徳島県美波町に移住し、田舎でひきこもり生活満喫中。

大人のバクマン。「描かないマンガ家」はワナビー系必読。この漫画が辛い!

漫アゲ

漫画の専門学校に通いながら、上から目線でプロに批判ばかりしつつマンガは一切描かない。
そんなダメ男を描いた作品「描かないマンガ家」が完結していたので読みました。

どんな漫画?

主人公の渡辺は大学を中退して漫画の専門学校に通う26歳。
クラスでは「OLを辞めて漫画家を目指す女」「触手エロ漫画しか描けない女」など、個性的な漫画仲間が日々切磋琢磨している。
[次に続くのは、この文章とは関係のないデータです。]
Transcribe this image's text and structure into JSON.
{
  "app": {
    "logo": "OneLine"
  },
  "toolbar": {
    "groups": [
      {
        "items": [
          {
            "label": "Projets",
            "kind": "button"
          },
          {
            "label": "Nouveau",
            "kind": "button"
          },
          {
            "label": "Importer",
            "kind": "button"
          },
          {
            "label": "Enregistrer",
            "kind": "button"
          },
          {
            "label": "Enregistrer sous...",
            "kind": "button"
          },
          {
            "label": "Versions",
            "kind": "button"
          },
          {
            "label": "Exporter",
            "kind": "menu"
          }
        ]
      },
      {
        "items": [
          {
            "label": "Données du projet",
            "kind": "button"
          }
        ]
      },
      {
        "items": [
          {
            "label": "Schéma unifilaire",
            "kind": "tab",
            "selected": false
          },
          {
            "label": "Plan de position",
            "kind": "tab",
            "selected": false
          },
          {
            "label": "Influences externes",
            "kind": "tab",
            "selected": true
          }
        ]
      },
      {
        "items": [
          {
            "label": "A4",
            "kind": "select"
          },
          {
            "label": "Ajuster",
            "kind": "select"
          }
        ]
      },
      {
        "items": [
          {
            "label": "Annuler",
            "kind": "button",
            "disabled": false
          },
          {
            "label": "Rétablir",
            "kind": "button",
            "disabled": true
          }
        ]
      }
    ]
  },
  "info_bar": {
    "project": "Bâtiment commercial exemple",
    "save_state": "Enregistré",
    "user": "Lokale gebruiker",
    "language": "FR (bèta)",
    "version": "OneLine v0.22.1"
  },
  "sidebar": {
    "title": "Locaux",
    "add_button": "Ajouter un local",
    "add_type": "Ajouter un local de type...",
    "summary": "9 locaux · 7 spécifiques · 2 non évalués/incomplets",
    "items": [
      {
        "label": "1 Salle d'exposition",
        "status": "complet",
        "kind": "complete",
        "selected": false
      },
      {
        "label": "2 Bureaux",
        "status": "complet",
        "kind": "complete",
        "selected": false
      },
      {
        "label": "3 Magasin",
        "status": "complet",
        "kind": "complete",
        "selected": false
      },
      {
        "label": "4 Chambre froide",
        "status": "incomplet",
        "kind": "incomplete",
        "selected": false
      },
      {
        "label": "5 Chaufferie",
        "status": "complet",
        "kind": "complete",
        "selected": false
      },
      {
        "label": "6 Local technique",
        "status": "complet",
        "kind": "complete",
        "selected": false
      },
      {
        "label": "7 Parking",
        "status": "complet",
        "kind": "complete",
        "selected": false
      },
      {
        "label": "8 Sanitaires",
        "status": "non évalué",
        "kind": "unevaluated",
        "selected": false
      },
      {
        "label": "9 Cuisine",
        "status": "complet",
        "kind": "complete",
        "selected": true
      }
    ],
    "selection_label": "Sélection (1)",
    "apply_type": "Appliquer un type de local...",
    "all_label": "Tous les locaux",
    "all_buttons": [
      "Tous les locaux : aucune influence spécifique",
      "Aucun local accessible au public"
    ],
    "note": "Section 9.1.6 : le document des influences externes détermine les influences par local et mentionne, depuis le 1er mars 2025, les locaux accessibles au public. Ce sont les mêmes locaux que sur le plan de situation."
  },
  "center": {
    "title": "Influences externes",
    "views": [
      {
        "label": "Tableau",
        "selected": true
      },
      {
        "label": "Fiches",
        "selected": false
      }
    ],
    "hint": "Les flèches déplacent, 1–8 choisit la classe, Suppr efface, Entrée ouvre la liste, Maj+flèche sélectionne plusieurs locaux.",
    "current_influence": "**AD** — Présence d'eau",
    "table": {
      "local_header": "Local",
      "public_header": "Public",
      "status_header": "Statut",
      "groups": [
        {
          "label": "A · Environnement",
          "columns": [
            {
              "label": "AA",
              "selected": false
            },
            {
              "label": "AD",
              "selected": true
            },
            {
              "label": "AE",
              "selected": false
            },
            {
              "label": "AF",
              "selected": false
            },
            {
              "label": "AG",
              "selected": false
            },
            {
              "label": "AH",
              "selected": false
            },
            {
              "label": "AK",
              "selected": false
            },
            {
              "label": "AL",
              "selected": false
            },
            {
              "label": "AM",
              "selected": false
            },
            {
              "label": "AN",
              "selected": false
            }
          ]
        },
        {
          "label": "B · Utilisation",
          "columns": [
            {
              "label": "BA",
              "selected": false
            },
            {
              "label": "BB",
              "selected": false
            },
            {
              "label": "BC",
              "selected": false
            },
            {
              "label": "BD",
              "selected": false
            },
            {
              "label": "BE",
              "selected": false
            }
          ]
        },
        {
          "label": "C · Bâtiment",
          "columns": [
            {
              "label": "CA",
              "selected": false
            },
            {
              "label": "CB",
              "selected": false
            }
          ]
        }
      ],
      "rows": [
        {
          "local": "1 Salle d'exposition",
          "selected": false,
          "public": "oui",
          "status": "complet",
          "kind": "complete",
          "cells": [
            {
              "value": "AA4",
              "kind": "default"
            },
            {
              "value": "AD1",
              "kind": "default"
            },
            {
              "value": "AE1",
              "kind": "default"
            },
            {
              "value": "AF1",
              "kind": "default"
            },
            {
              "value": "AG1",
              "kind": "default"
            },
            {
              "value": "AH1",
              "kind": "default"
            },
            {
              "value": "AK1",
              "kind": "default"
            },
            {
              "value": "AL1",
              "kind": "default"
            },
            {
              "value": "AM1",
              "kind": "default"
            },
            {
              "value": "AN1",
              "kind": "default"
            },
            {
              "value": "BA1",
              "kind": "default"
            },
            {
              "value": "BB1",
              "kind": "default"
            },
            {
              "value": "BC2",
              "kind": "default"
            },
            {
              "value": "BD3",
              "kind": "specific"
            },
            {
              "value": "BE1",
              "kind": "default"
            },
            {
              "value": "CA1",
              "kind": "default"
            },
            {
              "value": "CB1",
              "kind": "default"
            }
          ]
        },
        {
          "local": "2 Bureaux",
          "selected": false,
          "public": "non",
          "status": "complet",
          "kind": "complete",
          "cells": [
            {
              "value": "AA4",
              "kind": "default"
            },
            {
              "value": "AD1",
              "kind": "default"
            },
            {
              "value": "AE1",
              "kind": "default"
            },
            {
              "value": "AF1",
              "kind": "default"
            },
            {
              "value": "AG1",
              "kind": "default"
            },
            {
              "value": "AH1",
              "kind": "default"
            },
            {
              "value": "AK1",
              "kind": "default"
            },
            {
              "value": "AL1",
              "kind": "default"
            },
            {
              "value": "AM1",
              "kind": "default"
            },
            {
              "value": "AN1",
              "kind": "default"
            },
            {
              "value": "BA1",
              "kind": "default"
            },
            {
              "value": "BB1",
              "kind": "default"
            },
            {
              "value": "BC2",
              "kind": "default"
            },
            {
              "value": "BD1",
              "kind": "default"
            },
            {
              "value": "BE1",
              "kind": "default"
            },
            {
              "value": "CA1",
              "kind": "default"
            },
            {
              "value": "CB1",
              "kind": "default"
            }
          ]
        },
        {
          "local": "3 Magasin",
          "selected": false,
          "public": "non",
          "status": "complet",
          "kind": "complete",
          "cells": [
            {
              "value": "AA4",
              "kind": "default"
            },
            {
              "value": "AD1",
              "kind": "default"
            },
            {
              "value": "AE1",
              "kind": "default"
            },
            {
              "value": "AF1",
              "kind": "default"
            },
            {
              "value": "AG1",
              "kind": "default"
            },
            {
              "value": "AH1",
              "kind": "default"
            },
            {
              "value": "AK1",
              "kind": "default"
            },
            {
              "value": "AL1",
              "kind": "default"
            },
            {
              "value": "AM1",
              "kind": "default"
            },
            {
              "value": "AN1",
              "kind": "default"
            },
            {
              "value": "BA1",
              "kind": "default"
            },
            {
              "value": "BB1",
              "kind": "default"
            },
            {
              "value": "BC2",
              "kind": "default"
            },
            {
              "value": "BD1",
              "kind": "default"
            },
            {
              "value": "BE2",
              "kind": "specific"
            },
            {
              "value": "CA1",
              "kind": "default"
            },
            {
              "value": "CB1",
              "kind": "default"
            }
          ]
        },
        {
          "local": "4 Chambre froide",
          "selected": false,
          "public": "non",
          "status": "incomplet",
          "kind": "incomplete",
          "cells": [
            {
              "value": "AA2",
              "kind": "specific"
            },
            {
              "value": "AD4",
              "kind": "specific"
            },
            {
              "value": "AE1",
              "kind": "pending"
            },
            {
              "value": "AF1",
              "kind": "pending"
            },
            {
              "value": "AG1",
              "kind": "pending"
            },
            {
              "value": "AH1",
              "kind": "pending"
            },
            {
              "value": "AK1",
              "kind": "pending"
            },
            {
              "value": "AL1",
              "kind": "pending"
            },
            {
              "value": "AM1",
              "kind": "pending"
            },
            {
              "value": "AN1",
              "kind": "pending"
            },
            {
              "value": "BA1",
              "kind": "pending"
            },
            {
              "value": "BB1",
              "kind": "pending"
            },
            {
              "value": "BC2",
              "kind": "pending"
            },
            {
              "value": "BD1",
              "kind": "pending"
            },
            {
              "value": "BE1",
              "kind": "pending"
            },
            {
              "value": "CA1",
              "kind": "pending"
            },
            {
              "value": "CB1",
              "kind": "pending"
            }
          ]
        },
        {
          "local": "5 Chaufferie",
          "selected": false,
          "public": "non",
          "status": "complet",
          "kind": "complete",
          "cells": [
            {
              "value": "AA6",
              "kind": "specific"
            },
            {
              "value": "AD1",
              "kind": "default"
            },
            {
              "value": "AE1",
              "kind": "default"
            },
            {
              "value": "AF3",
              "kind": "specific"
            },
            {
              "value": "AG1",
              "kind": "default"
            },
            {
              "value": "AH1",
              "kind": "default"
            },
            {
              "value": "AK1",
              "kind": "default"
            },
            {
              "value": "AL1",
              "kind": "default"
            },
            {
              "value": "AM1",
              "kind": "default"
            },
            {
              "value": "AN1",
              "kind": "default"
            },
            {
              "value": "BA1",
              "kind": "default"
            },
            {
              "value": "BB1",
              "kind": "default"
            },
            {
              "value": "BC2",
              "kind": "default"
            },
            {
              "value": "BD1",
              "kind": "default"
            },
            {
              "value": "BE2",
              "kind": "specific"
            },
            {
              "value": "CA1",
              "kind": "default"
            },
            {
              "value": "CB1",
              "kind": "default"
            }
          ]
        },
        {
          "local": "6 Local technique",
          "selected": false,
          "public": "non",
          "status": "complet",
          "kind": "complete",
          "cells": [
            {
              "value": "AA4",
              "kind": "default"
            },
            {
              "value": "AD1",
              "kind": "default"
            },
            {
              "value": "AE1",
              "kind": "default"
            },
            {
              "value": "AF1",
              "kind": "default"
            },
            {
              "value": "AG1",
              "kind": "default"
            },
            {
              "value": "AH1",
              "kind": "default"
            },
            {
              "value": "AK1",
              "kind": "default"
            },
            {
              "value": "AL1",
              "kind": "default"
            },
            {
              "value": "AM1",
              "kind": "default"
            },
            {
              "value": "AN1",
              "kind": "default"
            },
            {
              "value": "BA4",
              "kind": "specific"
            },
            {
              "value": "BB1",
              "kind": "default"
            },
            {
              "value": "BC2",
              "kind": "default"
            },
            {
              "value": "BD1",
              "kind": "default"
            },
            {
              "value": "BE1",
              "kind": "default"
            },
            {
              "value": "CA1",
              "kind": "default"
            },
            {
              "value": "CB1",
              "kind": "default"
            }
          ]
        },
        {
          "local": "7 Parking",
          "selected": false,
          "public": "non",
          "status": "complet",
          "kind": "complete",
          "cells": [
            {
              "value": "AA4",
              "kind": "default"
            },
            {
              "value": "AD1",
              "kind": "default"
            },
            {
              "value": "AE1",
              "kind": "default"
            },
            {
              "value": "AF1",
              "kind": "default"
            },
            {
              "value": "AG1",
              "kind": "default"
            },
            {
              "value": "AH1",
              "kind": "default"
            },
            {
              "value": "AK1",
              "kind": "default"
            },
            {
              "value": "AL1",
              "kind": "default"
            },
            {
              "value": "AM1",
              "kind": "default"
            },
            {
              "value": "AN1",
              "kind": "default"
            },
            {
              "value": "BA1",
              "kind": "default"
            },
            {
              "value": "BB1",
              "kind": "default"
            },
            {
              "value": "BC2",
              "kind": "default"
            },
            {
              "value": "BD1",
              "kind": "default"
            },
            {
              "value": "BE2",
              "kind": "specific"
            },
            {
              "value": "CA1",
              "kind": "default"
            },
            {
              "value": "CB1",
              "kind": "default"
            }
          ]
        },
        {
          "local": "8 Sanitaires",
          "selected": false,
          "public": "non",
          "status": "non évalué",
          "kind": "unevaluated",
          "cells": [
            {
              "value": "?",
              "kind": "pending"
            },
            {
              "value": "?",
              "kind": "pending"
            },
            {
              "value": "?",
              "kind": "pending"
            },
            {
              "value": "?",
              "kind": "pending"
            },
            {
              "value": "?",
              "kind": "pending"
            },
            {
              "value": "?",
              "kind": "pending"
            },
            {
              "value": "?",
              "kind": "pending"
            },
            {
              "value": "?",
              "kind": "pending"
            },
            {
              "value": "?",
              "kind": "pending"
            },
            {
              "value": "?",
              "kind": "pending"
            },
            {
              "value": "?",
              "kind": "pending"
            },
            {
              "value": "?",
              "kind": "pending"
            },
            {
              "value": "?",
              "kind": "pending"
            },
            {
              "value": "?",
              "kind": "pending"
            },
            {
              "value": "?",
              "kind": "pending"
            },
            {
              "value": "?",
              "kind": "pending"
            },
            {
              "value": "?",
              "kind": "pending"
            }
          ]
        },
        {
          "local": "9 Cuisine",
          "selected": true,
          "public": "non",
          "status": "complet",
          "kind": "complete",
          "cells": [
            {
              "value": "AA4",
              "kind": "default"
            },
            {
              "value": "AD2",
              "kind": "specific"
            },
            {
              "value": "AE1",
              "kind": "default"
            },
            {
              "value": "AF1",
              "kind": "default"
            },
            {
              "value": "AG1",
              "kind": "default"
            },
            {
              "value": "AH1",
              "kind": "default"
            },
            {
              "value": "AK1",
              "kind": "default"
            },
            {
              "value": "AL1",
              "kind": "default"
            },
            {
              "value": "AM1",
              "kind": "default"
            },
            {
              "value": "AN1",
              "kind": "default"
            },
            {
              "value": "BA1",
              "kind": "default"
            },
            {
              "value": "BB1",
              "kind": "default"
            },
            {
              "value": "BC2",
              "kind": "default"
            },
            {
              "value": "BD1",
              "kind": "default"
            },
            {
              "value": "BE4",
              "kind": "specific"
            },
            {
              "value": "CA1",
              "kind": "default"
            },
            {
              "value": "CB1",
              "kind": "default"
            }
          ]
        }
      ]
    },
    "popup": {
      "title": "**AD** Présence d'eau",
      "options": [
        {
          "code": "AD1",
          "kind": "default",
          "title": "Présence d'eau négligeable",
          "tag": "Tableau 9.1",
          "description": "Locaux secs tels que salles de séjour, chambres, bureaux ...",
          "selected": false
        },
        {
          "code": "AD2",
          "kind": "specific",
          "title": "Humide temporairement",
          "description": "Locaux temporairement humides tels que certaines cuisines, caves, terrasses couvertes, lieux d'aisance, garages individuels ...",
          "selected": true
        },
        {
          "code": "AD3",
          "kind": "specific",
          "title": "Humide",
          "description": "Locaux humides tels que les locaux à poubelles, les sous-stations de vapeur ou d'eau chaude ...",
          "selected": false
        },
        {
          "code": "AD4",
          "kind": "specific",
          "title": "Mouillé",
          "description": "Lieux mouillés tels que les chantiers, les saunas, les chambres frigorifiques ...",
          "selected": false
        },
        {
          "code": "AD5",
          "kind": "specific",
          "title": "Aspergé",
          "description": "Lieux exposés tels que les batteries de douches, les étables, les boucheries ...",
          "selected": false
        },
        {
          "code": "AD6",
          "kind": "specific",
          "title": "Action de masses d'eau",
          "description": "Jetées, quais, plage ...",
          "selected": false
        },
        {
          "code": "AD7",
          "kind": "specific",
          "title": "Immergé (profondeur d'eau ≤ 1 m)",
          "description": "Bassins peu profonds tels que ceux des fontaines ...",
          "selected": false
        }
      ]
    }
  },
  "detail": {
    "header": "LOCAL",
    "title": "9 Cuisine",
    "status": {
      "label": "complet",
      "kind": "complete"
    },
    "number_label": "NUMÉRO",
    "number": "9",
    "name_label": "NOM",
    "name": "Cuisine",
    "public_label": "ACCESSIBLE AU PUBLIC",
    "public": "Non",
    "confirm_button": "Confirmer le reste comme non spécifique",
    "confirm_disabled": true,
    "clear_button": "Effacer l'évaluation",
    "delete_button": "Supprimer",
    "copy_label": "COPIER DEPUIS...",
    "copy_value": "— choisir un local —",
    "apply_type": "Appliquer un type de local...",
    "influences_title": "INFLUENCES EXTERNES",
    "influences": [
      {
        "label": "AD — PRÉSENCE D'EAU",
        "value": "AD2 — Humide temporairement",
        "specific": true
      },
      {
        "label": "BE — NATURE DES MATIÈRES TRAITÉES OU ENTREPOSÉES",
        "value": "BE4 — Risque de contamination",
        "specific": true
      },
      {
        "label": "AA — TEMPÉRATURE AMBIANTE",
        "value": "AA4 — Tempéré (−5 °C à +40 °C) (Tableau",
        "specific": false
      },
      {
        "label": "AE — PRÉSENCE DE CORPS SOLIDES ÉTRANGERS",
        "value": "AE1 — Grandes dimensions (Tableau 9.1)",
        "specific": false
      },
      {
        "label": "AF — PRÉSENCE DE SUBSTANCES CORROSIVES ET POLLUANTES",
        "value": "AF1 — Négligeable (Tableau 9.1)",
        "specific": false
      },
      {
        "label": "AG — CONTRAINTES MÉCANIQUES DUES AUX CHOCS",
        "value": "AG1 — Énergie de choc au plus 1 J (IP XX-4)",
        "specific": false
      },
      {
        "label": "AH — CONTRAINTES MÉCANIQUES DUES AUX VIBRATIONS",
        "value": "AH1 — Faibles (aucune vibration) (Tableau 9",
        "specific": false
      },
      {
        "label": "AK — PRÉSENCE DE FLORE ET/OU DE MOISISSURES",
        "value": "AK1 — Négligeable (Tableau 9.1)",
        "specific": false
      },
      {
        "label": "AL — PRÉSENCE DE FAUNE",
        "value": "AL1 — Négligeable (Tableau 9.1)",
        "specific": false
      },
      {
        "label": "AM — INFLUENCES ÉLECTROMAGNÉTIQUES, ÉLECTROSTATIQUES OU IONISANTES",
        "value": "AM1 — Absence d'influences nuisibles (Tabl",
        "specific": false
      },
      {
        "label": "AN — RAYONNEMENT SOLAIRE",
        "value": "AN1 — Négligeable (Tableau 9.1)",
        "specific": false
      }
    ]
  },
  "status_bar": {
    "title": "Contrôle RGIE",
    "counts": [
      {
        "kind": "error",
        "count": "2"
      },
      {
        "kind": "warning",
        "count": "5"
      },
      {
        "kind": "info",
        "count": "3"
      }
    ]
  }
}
しかし渡辺は学校の課題すら提出せず、1コマも漫画を描くことはない。
f:id:ao385:20151105215927p:plain
くる日もくる日も同じような連中とつるんでは「会議」という名目でファミレスでグダグダしている。
まわりの漫画仲間がつぎつぎと作品を創っていくなかで、渡辺だけはいつまでたっても描かない。本当に描かない。

面白いのは4巻から。

最初のころは漫画仲間を励まして立ち直らせたり、いろいろな漫画家志望者が出てきててんやわんやするわりと平凡な展開。
でも4巻から登場する、ある有名漫画家と渡辺が意外な関係に発展して、そこから物語が一気に「プロ漫画業界編」へと突入します。

一気読みがおすすめ

この作者さん絵が非常にうまいのですが、主人公の顔がキモくて(キモい絵もうまい)慣れるまで辛かったです。
また最初のほうはキワモノっぽいキャラのオンパレードなので、どういう漫画かいまひとつ推し量れませんでした。
が、3巻までで出てきたキャラやエピソードが4巻から逆回転しはじめ、綺麗に回収されていくさまは見事。
作者の代弁ともいえる「創作論」と、それを語る主人公の「実の伴ってなさ」があんな風に効いてくるなんて!

バクマン。のあとに

クリエイター志望の若いかたにこそ読んでもらいたいと思う作品です。
バクマン。」のキャラはみんな基本的に「努力する才能」が備わっていたじゃないですか。(中井さんですら)
でも世の中、圧倒的に「努力することが難しい」人のほうが多いですよね。私調べ。

でもグダグダと言い訳ばかりしていたら10年後どうなっちゃうのか?ってことが、この漫画を読めば分かります。
そしてこのラストを読んで、最悪そうなる覚悟ができる人だけが、クリエイターという修羅の道に踏み出していいのではないかと思います。
(むしろ最終回の主人公の状況は、それでもすごく上出来ですよね。実際。)


ブログ飯をめざして一念発起したものの、うだうだしちゃってる人にもオススメです。
内臓えぐられるほどの喝を入れてもらいましょう。